Skate chief: T&D robbed
A SENIOR ice dance official at the Winter Olympics yesterday put into words the thoughts of 23 million Britons: Torvill and Dean were robbed.
'They got a medal, but in my opinion it was the wrong colour,' Lawrence Demmy, the British vice-president of the International Skating Union, told the world's press. 'Torvill and Dean should have won because they were the best.'
Mr Demmy, who is expected to become president of the ISU later this year, promised changes in the heavily criticised system of judging. 'Something has got to be done,' he said.
He was speaking five days after the decision to award the ice dancing title to the Russian pair of Oksana Gritschuk and Yevgeny Platov provoked boos and whistles from the audience at the Hamar Amphitheatre; not to mention consternation among the 23 million who watched it on BBC Television, a record domestic audience for a sporting event.
The British official, four times world ice dance champion in the early 1950s, has studied videotapes of the three medallists' free programmes.

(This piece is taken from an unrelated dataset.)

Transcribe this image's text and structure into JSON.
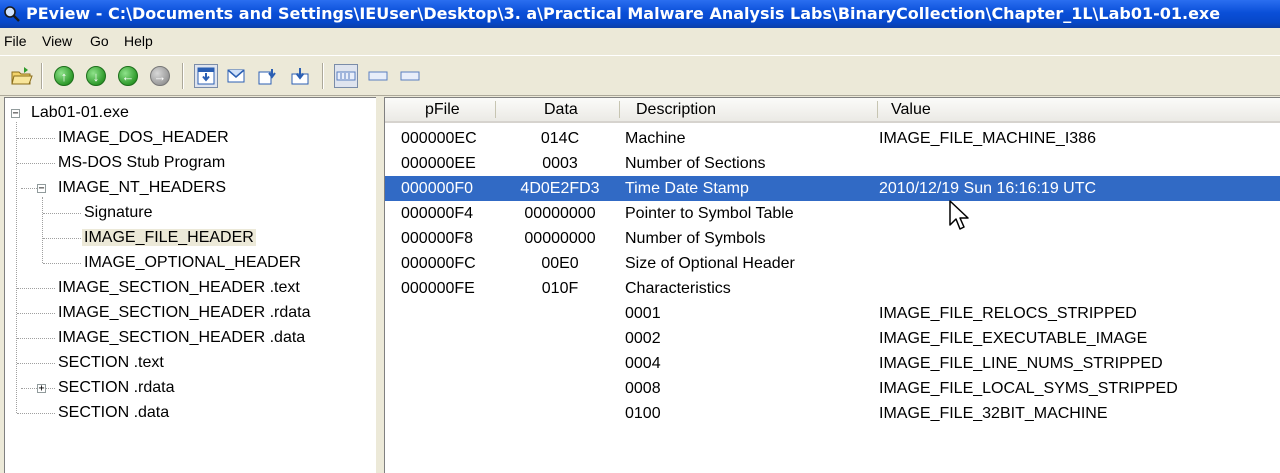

He identified two infringements in the British pair's routine, including the lift at the end of their programme, which would in theory have carried a penalty of 0.1 each on the first set of marks for technical merit.
But Mr Demmy also identified infringements by Gritschuk and Platov, who twice separated for more than the statutory time allowed.
'I can only assume that the judges were not precisely aware of the duration of the separations,' Mr Demmy said. 'That does concern me. The penalties should have balanced out, so it came down to personal choice.'
His comments came at a press conference instigated by the International Olympic Committee with the intention of untangling some of the confusion which surrounded ice dance judging.
Mr Demmy would not be drawn on specific details of plans to improve the judging but they could include losing the top and bottom marks of any set, as in gymnastics.
Britain's Nicky Gooch, 21, won a bronze medal in the 500m short-track speed-skating at the Winter Olympics last night.